The group is headed in the direction of proposing a citizens review board that would investigate fatal police shootings, but it hasn’t decided how that board would be formed or how it would be made up. Brooks said she hopes that its members don’t get discouraged by the amount of work required and that it doesn’t lose the momentum it has.
“I honestly feel that is where the breakdown of trust begins,” Brooks said of police being in charge of investigating the shootings. “We don’t trust the people who our tax dollars are paying to protect us because there is no transparency.”
She likened it to hiring someone to clean your house, but not being able to have any input on how the house should be kept clean to your liking, even though you have to live and function there.
“We just want to make it where there’s transparency and that the citizens of Kansas City are treated fairly,” she said.
The discussion came during More2’s monthly meeting. While three other task forces discussed health care, education and workforce issues, a little more than a dozen people discussed the independent monitor issue.
In January, More2 called on the Kansas City Board of Police Commissioners to take action in the wake of a series in The Star that found Kansas City police had shot and killed 47 people from 2005 to 2015. That was a higher per capita rate than in many other cities. None of the officers was charged with a crime, and police said that in each case the shooting was justified.
The fatal police shootings of black men last week in Baton Rouge, La., and suburban Minneapolis renew the urgency that Brooks feels in forming the independent monitor.
“It means there’s a lot of work that needs to be done,” Brooks said. “We have to move.”
Darnell Hunt of Olathe attended the meeting for the first time, and he believes that a citizens review board is needed.
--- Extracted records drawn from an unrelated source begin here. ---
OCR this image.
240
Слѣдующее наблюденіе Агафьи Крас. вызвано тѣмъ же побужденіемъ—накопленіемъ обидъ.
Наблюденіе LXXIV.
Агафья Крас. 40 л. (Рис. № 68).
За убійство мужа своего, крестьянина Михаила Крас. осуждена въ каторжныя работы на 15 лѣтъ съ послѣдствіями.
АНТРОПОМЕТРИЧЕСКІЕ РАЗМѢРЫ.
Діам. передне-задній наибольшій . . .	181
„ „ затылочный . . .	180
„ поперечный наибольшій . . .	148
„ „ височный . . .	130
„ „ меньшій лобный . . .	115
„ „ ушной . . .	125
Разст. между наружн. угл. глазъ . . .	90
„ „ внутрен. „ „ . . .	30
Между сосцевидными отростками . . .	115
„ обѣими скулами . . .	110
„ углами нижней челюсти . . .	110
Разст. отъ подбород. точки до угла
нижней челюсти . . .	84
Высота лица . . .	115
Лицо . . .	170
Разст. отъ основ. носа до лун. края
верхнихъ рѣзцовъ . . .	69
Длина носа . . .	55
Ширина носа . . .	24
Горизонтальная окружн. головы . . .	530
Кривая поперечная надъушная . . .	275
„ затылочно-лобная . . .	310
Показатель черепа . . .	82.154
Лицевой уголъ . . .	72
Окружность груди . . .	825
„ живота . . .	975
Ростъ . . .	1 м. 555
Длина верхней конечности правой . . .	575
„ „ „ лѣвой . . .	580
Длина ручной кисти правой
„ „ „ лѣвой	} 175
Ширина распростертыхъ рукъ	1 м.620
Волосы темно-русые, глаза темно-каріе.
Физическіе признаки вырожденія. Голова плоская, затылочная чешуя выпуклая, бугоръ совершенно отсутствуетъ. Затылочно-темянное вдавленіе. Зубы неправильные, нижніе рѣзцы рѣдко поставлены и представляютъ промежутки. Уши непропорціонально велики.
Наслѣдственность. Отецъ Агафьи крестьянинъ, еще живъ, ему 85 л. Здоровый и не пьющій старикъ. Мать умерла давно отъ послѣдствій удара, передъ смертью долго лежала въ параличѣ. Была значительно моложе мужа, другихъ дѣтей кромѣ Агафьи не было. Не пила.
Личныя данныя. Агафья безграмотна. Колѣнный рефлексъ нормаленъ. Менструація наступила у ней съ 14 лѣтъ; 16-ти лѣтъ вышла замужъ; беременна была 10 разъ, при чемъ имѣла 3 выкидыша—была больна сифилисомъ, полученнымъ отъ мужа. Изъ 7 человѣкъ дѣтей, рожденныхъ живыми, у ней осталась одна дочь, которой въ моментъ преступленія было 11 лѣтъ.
“It’s important because the process as it currently stands isn’t transparent,” Hunt said. “We don’t know what is going on, and we need to shed some light on it.”
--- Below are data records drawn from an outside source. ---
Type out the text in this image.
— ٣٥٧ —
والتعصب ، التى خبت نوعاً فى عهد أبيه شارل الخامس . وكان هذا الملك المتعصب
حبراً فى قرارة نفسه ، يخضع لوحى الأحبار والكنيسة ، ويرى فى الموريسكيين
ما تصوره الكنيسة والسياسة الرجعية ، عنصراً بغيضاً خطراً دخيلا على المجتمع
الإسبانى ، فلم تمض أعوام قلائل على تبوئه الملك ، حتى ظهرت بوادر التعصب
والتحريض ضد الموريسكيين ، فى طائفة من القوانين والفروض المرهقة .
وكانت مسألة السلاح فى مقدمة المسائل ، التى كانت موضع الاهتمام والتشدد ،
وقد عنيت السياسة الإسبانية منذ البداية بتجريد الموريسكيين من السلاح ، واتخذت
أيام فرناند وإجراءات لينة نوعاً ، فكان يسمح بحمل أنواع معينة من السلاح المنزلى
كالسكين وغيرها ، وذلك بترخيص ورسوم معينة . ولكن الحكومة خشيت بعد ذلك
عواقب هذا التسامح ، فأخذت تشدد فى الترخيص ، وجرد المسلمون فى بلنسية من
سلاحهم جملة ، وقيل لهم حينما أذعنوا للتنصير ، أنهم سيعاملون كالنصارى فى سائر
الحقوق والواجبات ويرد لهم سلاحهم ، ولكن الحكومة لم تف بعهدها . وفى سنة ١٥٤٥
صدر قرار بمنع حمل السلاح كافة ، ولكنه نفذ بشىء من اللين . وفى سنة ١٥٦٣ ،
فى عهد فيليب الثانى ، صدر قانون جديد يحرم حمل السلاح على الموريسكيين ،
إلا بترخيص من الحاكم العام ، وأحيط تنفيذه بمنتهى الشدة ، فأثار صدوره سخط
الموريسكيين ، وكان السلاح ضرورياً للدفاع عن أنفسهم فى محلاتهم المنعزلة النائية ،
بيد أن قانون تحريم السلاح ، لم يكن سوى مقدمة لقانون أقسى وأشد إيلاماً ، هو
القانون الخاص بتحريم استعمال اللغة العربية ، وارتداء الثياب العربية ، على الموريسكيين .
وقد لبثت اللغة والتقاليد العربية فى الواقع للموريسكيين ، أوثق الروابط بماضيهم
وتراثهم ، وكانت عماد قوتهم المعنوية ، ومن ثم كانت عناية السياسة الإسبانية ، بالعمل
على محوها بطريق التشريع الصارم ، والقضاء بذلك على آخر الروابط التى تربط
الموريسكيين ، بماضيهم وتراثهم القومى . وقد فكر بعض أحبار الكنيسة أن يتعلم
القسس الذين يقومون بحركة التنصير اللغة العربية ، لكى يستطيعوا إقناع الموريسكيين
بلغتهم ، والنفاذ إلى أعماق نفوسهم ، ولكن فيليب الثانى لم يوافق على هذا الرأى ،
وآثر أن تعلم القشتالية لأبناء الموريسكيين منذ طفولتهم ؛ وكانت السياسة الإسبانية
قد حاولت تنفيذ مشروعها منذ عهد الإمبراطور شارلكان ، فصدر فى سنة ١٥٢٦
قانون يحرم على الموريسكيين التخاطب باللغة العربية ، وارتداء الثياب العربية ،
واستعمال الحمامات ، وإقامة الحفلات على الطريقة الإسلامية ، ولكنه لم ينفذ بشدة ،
He questioned the idea of how effectively an entity could police itself.
“I’m sure that there are instances where it does” work out, he said. “But we have all this discourse because of the way that things are being done, so it’s ripe for change now.”
He believes independent monitors shouldn’t stop at Kansas City, but should go nationwide.
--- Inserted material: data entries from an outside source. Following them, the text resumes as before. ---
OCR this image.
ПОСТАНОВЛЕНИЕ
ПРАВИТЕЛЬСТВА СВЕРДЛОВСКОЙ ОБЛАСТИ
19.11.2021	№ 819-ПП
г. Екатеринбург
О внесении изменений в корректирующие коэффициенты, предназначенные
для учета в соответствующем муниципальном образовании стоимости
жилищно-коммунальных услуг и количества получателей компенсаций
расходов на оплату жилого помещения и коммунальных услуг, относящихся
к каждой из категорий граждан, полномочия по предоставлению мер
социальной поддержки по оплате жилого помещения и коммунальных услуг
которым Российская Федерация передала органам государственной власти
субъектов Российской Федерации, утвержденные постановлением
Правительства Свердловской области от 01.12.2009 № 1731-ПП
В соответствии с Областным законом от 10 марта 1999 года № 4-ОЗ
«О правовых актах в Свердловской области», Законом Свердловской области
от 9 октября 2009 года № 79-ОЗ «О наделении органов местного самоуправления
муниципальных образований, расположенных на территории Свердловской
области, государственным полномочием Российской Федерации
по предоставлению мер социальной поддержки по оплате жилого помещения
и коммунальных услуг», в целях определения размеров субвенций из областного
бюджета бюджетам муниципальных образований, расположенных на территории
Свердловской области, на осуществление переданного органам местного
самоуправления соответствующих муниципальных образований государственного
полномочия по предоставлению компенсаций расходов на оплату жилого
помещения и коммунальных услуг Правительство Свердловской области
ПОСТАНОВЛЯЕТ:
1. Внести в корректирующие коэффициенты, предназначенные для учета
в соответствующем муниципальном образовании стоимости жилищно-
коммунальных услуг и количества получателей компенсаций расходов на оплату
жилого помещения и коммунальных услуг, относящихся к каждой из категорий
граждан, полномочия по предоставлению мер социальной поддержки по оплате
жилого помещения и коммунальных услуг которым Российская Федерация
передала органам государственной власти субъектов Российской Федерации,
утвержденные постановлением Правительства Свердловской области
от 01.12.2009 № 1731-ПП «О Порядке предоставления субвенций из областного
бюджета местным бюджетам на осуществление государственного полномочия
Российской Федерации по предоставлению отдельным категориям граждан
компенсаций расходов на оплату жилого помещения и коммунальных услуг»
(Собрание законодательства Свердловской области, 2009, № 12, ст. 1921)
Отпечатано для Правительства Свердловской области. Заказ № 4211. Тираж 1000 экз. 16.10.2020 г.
Rabbi Doug Alpert of Congregation Kol Ami, who is a co-chairman of More2’s criminal justice task force, said that Monday night was a start.
“No, we didn’t get everything accomplished — there’s a lot to do, and there’s a lot of moving parts between local and state,” he said.
“The events of last week give it more emotional immediacy, but the work started long before that,” he said. “We haven’t changed our notion of what work needs to be done.”